Jerry Schatzberg, uno spaventapasseri a New YorkJerry Schatzberg – foto Fabrizio Rostelli

Speciale interviste Scene di lavorazione di un documentario sull'inarrestabile novantenne, l'autore di Panico a Needle Park che fece esordire Al Pacino, ora pronto al lancio del libro delel sue fotografie a Bob Dylan

Pubblicato più di 5 anni faEdizione del 29 dicembre 2018

Questo è un breve racconto, consapevolmente parziale e incompleto, della settimana trascorsa con Jerry Schatzberg, uno dei registi e fotografi più creativi del ‘900. Non scriverò di quando Schatzberg vide per la prima volta, in un teatro di New York, uno sconosciuto Al Pacino nello spettacolo “Indian Wants The Bronx”, né di quando lo diresse nel suo primo ruolo da protagonista nel film “Panico a Needle Park” (1971), dove interpretò magistralmente uno sbandato eroinomane. Non parlerò della Palma d’oro vinta a Cannes nel 1973 con il film “Scarecrow – Lo spaventapasseri” (con la coppia di hoboes Pacino – Hackman), né di quando chiamò a suonare nel suo locale di New York un certo Jimmy James che poi diventò noto al grande pubblico con il nome di Jimi Hendrix. Non citerò tutte le personalità immortalate dai suoi obiettivi, non racconterò dell’amicizia con Bob Dylan ed i Rolling Stones, né della relazione con Faye Dunaway, protagonista del suo primo film semi-autobiografico “Puzzle of a Downfall Child” (Mannequin – Frammenti di una donna 1970). La narrazione non seguirà necessariamente un ordine cronologico ma si poserà, con uno sguardo fugace e mai panoramico, sui momenti e sugli impulsi più intensi di questo incontro.

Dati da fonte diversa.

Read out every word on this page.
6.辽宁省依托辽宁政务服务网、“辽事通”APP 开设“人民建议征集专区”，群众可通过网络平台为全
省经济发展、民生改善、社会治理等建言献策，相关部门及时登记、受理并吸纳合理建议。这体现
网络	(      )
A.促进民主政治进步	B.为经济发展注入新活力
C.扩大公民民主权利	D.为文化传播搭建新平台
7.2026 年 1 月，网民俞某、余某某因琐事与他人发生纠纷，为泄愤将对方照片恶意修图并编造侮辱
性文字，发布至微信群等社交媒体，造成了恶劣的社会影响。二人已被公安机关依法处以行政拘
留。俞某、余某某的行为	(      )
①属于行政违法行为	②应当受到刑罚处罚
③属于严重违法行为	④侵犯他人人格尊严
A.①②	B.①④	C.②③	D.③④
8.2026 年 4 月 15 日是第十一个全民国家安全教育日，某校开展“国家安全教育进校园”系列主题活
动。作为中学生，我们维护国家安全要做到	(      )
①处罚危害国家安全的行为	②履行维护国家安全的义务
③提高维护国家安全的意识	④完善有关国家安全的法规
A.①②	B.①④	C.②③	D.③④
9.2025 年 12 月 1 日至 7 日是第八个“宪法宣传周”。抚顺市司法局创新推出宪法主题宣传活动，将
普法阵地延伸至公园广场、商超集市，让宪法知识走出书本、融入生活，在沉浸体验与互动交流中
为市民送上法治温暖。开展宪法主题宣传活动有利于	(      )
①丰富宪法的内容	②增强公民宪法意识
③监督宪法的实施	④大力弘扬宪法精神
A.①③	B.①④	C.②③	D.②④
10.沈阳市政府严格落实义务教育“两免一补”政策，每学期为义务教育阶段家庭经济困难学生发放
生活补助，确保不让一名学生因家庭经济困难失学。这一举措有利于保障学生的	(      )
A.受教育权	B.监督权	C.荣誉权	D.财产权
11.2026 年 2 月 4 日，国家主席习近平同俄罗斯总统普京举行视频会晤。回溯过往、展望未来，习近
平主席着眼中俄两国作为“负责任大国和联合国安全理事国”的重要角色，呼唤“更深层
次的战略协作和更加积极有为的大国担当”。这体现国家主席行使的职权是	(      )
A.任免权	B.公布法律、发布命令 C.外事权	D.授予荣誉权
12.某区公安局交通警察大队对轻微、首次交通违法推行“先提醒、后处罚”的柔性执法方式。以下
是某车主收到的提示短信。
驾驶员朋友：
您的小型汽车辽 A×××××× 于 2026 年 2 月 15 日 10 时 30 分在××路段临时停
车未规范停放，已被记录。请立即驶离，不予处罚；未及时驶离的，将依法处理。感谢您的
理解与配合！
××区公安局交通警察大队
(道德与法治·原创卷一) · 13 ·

Premessa: estate 2018; sono a New York per incontrare Schatzberg a distanza di circa un anno dalla precedente intervista. L’obiettivo del viaggio è realizzare un documentario indipendente, con l’aiuto del regista Fabio Caramaschi, sulla straordinaria carriera di questo fotografo e regista newyorkese classe 1927.

Scena 1. New York, interno giorno. Appartamento di Jerry Schatzberg.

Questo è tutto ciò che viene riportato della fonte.